Go ahead, imagine you are suicidal. Now go to your Yellow Pages and find a therapist who advertises, “Suicidal people welcome!”
HelpPro (http://www.helppro.com/) recently partnered with the National Suicide Prevention Lifeline and others to launch a search tool for those seeking suicide-prevention therapists. Prior to this, finding a suicide-savvy therapist has been next to impossible.
Even today, millions of untrained practitioners around the globe continue to treat suicidal patients they don’t even know are suicidal, or if they do know they are suicidal, remain stubbornly ignorant about what actually works to prevent suicide. This is cough drops for throat cancer, and it is no wonder that according to the National Violent Death Reporting System, somewhere between 31 percent and 39 percent of suicidal patients die while in active care with a health professional. In some reports I’ve seen, the number is much higher.
Ha! And just when you thought it was safe to call a therapist.
Twenty-odd years ago the leadership of the American Association of Suicidology asked me to serve as the chair of the Ethics Committee. An unelected position without staff support, pay, or even other committee members, I took on the job because my predecessor, Dr. Jerome Motto, assured me that the only ethics committee in the world with less to do was the Wall Street Ethics Committee for the Protection of the Public, the last meeting of which was held in the early 1960s after its last member expired in situ at a small dusty conference table in an abandoned office building somewhere in Manhattan.

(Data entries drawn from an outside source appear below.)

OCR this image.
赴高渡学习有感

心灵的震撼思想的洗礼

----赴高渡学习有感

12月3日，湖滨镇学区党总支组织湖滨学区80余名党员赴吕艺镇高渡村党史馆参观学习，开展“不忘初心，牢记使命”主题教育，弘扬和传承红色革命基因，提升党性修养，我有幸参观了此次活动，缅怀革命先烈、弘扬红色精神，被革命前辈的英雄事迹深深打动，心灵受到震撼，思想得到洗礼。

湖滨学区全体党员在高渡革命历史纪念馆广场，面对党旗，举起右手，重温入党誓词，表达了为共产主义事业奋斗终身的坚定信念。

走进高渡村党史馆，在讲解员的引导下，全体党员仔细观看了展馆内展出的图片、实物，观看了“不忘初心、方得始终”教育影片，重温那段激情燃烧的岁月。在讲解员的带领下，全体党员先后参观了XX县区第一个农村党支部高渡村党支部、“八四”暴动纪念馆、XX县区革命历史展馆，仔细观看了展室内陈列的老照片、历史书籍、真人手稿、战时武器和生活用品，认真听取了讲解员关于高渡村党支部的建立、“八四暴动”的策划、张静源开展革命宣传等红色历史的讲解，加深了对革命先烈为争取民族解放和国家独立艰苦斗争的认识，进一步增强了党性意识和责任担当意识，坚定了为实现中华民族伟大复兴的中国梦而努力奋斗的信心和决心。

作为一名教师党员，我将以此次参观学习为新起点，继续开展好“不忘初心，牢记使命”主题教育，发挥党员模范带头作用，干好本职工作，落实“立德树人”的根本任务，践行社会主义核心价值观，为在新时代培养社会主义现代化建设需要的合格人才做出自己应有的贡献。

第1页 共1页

As a life-long consumer advocate, it is my view that suicidal people and their loved ones would benefit greatly if all the healthcare professionals to whom they turn in their times of trouble asked themselves this single ethical question: “Since I have had no training in suicide risk assessment, treatment or management, is it still OK for me to take money from suicidal patients?”
I await their answer.
PS: Through my contacts with experts in the treatment of suicidal folks, I was able to find a fully qualified practitioner for the lady whose storied inspired this post.